Around December of junior year, many students will suddenly receive a flood of mail and email from all sorts of colleges and universities—some they know, most they don’t.
Some colleges and universities have very sophisticated marketing programs; some even hire outside marketing consultants and mail houses to coordinate all of their mailings and track responses from students. At Bright Horizons College Coach, we are often asked the question, “What does this mailing mean?” The reality is that the majority of these mass mailings are an attempt to generate interest from a wider range of students. It doesn’t necessarily indicate that the college is specifically interested in a student. Sorry to disappoint, but getting an email from Harvard doesn’t mean they are recruiting you or that they think you are an admissible applicant.
If, however, you meet a college admissions officer at a college fair, a high school visit, an interview, or while visiting a university, you may receive an email or note directly from that admissions person.
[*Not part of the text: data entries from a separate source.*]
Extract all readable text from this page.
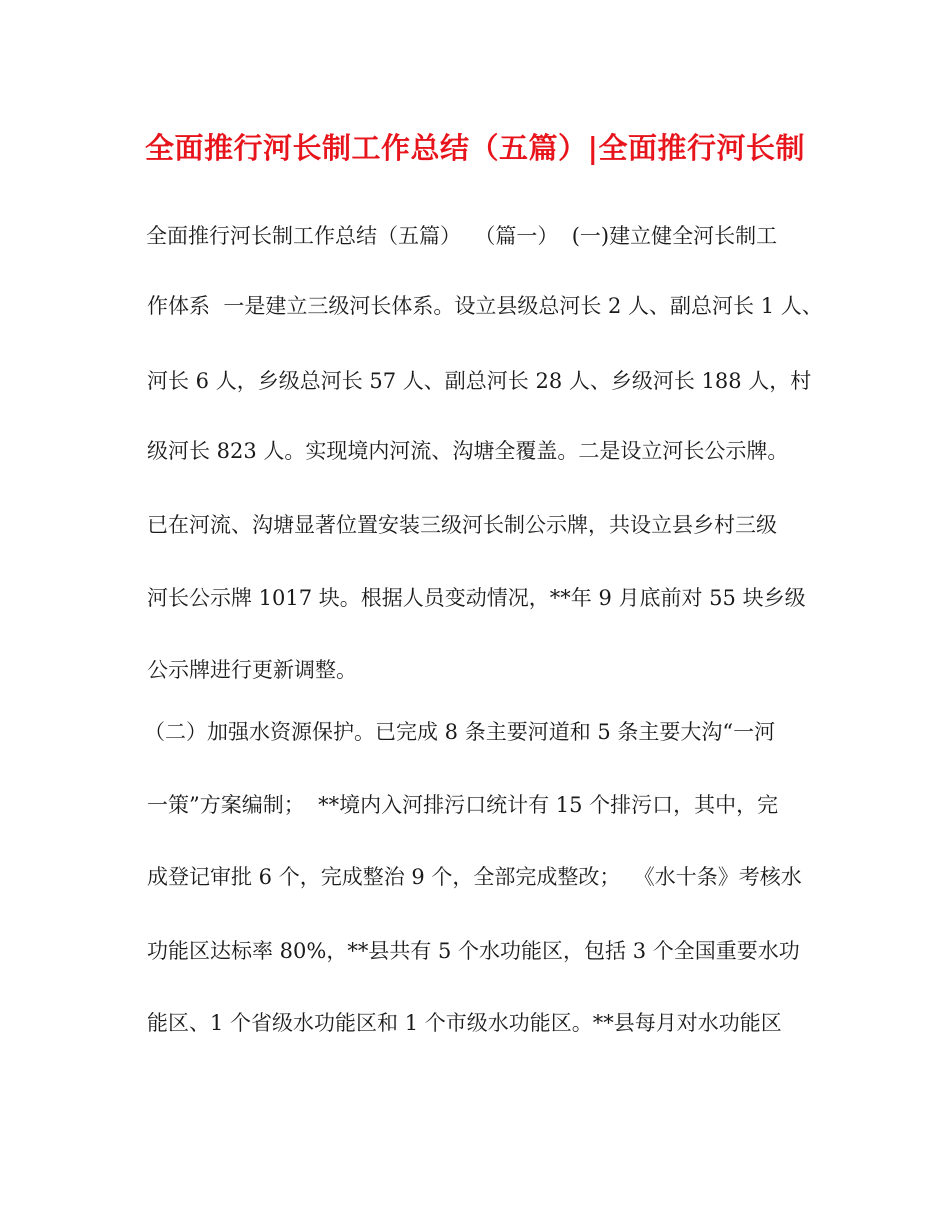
全面推行河长制工作总结（五篇）|全面推行河长制
全面推行河长制工作总结（五篇）  （篇一）  (一)建立健全河长制工
作体系  一是建立三级河长体系。设立县级总河长 2 人、副总河长 1 人、
河长 6 人，乡级总河长 57 人、副总河长 28 人、乡级河长 188 人，村
级河长 823 人。实现境内河流、沟塘全覆盖。二是设立河长公示牌。
已在河流、沟塘显著位置安装三级河长制公示牌，共设立县乡村三级
河长公示牌 1017 块。根据人员变动情况，**年 9 月底前对 55 块乡级
公示牌进行更新调整。
（二）加强水资源保护。已完成 8 条主要河道和 5 条主要大沟“一河
一策”方案编制；  **境内入河排污口统计有 15 个排污口，其中，完
成登记审批 6 个，完成整治 9 个，全部完成整改；  《水十条》考核水
功能区达标率 80%，**县共有 5 个水功能区，包括 3 个全国重要水功
能区、1 个省级水功能区和 1 个市级水功能区。**县每月对水功能区
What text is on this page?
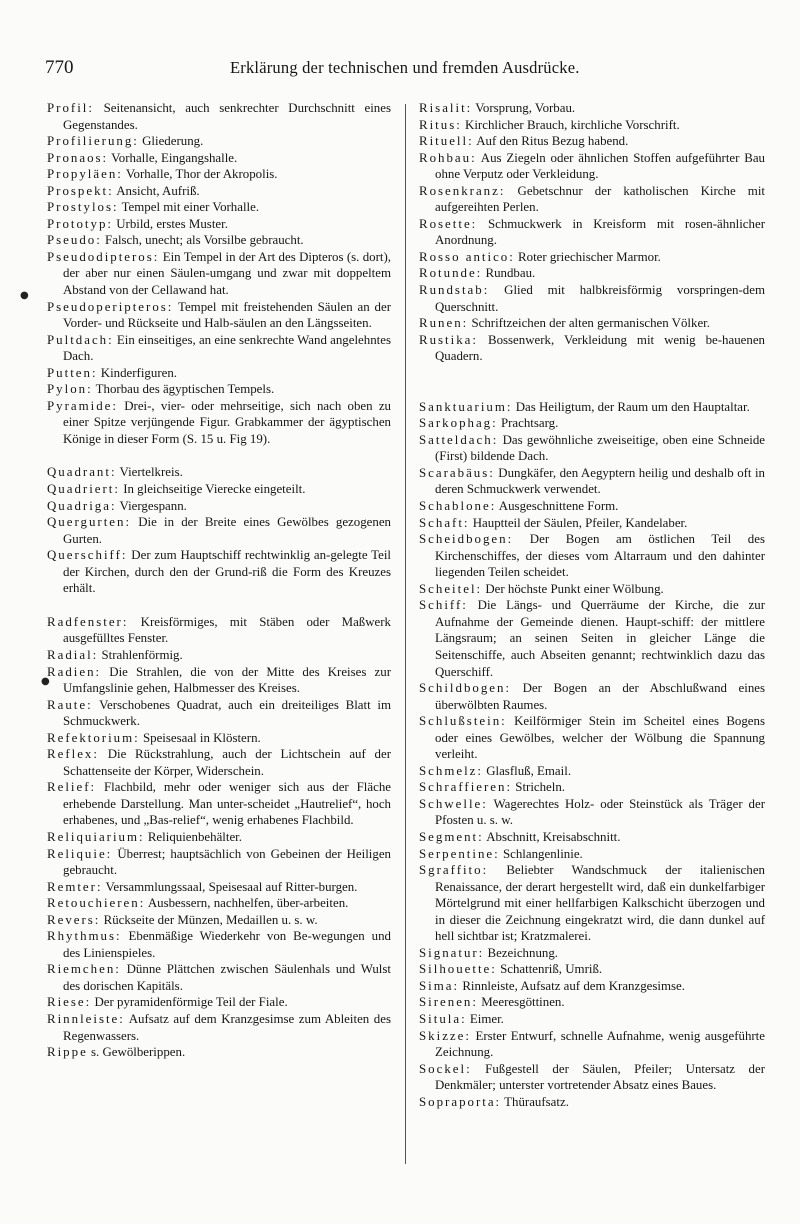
770	Erklärung der technischen und fremden Ausdrücke.
Profil: Seitenansicht, auch senkrechter Durchschnitt eines Gegenstandes.
Profilierung: Gliederung.
Pronaos: Vorhalle, Eingangshalle.
Propyläen: Vorhalle, Thor der Akropolis.
Prospekt: Ansicht, Aufriß.
Prostylos: Tempel mit einer Vorhalle.
Prototyp: Urbild, erstes Muster.
Pseudo: Falsch, unecht; als Vorsilbe gebraucht.
Pseudodipteros: Ein Tempel in der Art des Dipteros (s. dort), der aber nur einen Säulen-umgang und zwar mit doppeltem Abstand von der Cellawand hat.
Pseudoperipteros: Tempel mit freistehenden Säulen an der Vorder- und Rückseite und Halb-säulen an den Längsseiten.
Pultdach: Ein einseitiges, an eine senkrechte Wand angelehntes Dach.
Putten: Kinderfiguren.
Pylon: Thorbau des ägyptischen Tempels.
Pyramide: Drei-, vier- oder mehrseitige, sich nach oben zu einer Spitze verjüngende Figur. Grabkammer der ägyptischen Könige in dieser Form (S. 15 u. Fig 19).
Quadrant: Viertelkreis.
Quadriert: In gleichseitige Vierecke eingeteilt.
Quadriga: Viergespann.
Quergurten: Die in der Breite eines Gewölbes gezogenen Gurten.
Querschiff: Der zum Hauptschiff rechtwinklig an-gelegte Teil der Kirchen, durch den der Grund-riß die Form des Kreuzes erhält.
Radfenster: Kreisförmiges, mit Stäben oder Maßwerk ausgefülltes Fenster.
Radial: Strahlenförmig.
Radien: Die Strahlen, die von der Mitte des Kreises zur Umfangslinie gehen, Halbmesser des Kreises.
Raute: Verschobenes Quadrat, auch ein dreiteiliges Blatt im Schmuckwerk.
Refektorium: Speisesaal in Klöstern.
Reflex: Die Rückstrahlung, auch der Lichtschein auf der Schattenseite der Körper, Widerschein.
Relief: Flachbild, mehr oder weniger sich aus der Fläche erhebende Darstellung. Man unter-scheidet „Hautrelief“, hoch erhabenes, und „Bas-relief“, wenig erhabenes Flachbild.
Reliquiarium: Reliquienbehälter.
Reliquie: Überrest; hauptsächlich von Gebeinen der Heiligen gebraucht.
Remter: Versammlungssaal, Speisesaal auf Ritter-burgen.
Retouchieren: Ausbessern, nachhelfen, über-arbeiten.
Revers: Rückseite der Münzen, Medaillen u. s. w.
Rhythmus: Ebenmäßige Wiederkehr von Be-wegungen und des Linienspieles.
Riemchen: Dünne Plättchen zwischen Säulenhals und Wulst des dorischen Kapitäls.
Riese: Der pyramidenförmige Teil der Fiale.
Rinnleiste: Aufsatz auf dem Kranzgesimse zum Ableiten des Regenwassers.
Rippe s. Gewölberippen.
Risalit: Vorsprung, Vorbau.
Ritus: Kirchlicher Brauch, kirchliche Vorschrift.
Rituell: Auf den Ritus Bezug habend.
Rohbau: Aus Ziegeln oder ähnlichen Stoffen aufgeführter Bau ohne Verputz oder Verkleidung.
Rosenkranz: Gebetschnur der katholischen Kirche mit aufgereihten Perlen.
Rosette: Schmuckwerk in Kreisform mit rosen-ähnlicher Anordnung.
Rosso antico: Roter griechischer Marmor.
Rotunde: Rundbau.
Rundstab: Glied mit halbkreisförmig vorspringen-dem Querschnitt.
Runen: Schriftzeichen der alten germanischen Völker.
Rustika: Bossenwerk, Verkleidung mit wenig be-hauenen Quadern.
Sanktuarium: Das Heiligtum, der Raum um den Hauptaltar.
Sarkophag: Prachtsarg.
Satteldach: Das gewöhnliche zweiseitige, oben eine Schneide (First) bildende Dach.
Scarabäus: Dungkäfer, den Aegyptern heilig und deshalb oft in deren Schmuckwerk verwendet.
Schablone: Ausgeschnittene Form.
Schaft: Hauptteil der Säulen, Pfeiler, Kandelaber.
Scheidbogen: Der Bogen am östlichen Teil des Kirchenschiffes, der dieses vom Altarraum und den dahinter liegenden Teilen scheidet.
Scheitel: Der höchste Punkt einer Wölbung.
Schiff: Die Längs- und Querräume der Kirche, die zur Aufnahme der Gemeinde dienen. Haupt-schiff: der mittlere Längsraum; an seinen Seiten in gleicher Länge die Seitenschiffe, auch Abseiten genannt; rechtwinklich dazu das Querschiff.
Schildbogen: Der Bogen an der Abschlußwand eines überwölbten Raumes.
Schlußstein: Keilförmiger Stein im Scheitel eines Bogens oder eines Gewölbes, welcher der Wölbung die Spannung verleiht.
Schmelz: Glasfluß, Email.
Schraffieren: Stricheln.
Schwelle: Wagerechtes Holz- oder Steinstück als Träger der Pfosten u. s. w.
Segment: Abschnitt, Kreisabschnitt.
Serpentine: Schlangenlinie.
Sgraffito: Beliebter Wandschmuck der italienischen Renaissance, der derart hergestellt wird, daß ein dunkelfarbiger Mörtelgrund mit einer hellfarbigen Kalkschicht überzogen und in dieser die Zeichnung eingekratzt wird, die dann dunkel auf hell sichtbar ist; Kratzmalerei.
Signatur: Bezeichnung.
Silhouette: Schattenriß, Umriß.
Sima: Rinnleiste, Aufsatz auf dem Kranzgesimse.
Sirenen: Meeresgöttinen.
Situla: Eimer.
Skizze: Erster Entwurf, schnelle Aufnahme, wenig ausgeführte Zeichnung.
Sockel: Fußgestell der Säulen, Pfeiler; Untersatz der Denkmäler; unterster vortretender Absatz eines Baues.
Sopraporta: Thüraufsatz.
●
●
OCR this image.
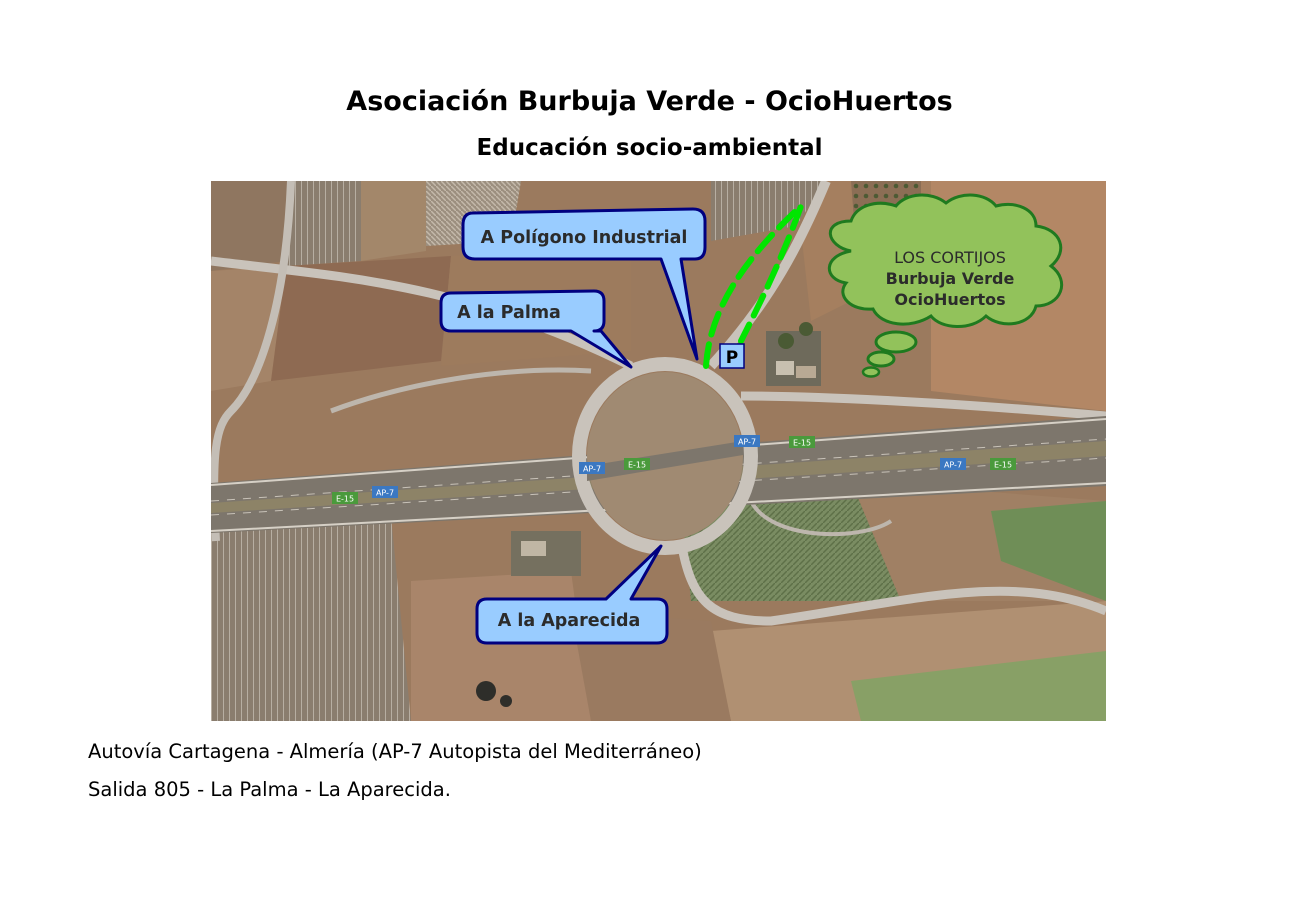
Asociación Burbuja Verde - OcioHuertos
Educación socio-ambiental
AP-7	E-15
AP-7	E-15	AP-7	E-15
E-15
AP-7
P
A Polígono Industrial
A la Palma
A la Aparecida
LOS CORTIJOS
Burbuja Verde
OcioHuertos
Autovía Cartagena - Almería (AP-7 Autopista del Mediterráneo)
Salida 805 - La Palma - La Aparecida.
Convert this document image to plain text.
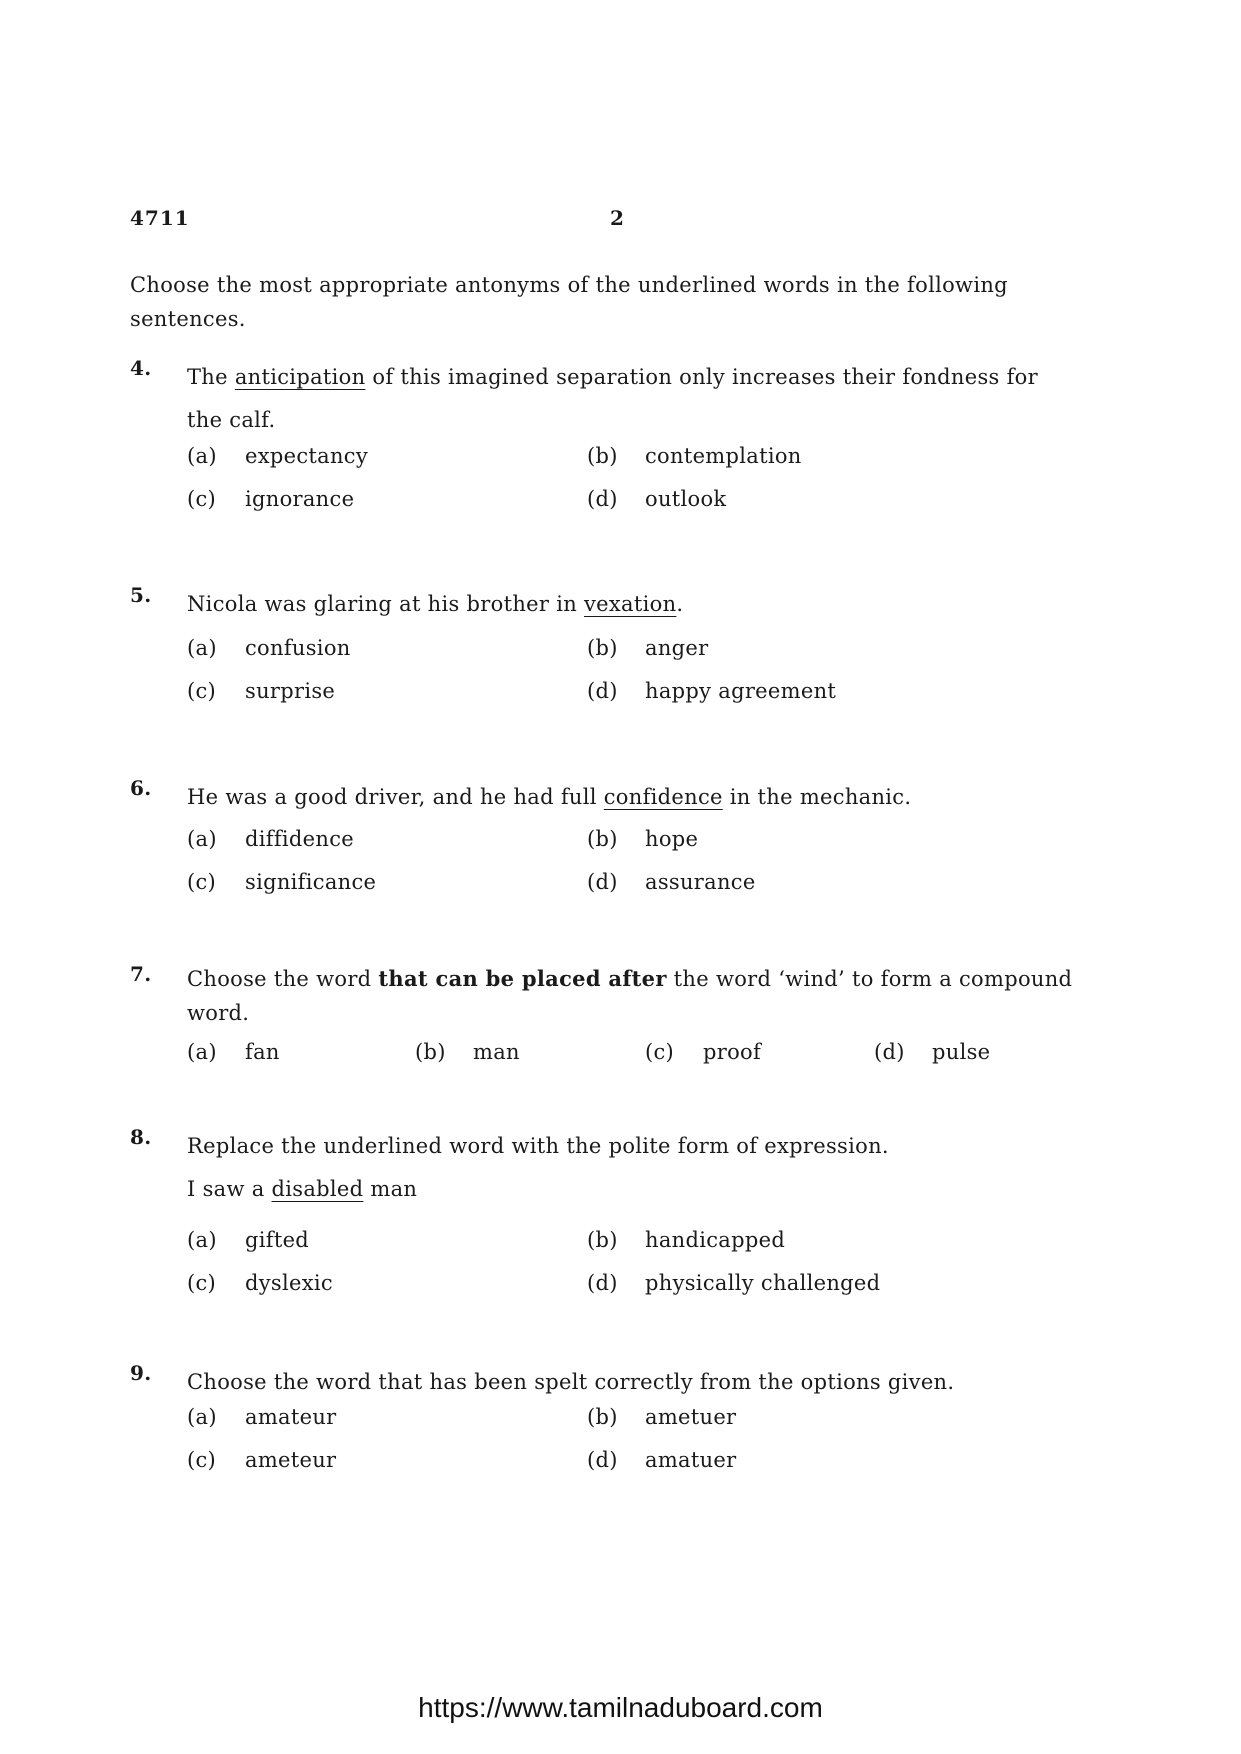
4711	2
Choose the most appropriate antonyms of the underlined words in the following sentences.
4. The anticipation of this imagined separation only increases their fondness for the calf.
(a) expectancy	(b) contemplation
(c) ignorance	(d) outlook
5. Nicola was glaring at his brother in vexation.
(a) confusion	(b) anger
(c) surprise	(d) happy agreement
6. He was a good driver, and he had full confidence in the mechanic.
(a) diffidence	(b) hope
(c) significance	(d) assurance
7. Choose the word that can be placed after the word ‘wind’ to form a compound word.
(a) fan	(b) man	(c) proof	(d) pulse
8. Replace the underlined word with the polite form of expression.
I saw a disabled man
(a) gifted	(b) handicapped
(c) dyslexic	(d) physically challenged
9. Choose the word that has been spelt correctly from the options given.
(a) amateur	(b) ametuer
(c) ameteur	(d) amatuer
https://www.tamilnaduboard.com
In this situation, it may mean that the college has a particular interest in you. It comes down to this: is this contact a mass mailing that’s generalized in nature, or is it an individualized contact written specifically for you by a member of the admissions staff? The answer to that question will solve the underlying mystery as to whether the college or university is genuinely interested.
Having said all that, if there is a response mechanism in the mailing or email, clicking on that link will indicate to that school that you are interested in them and that you would like more information about their offerings. For the colleges that you like, it’s a good idea to show them you are interested and click away.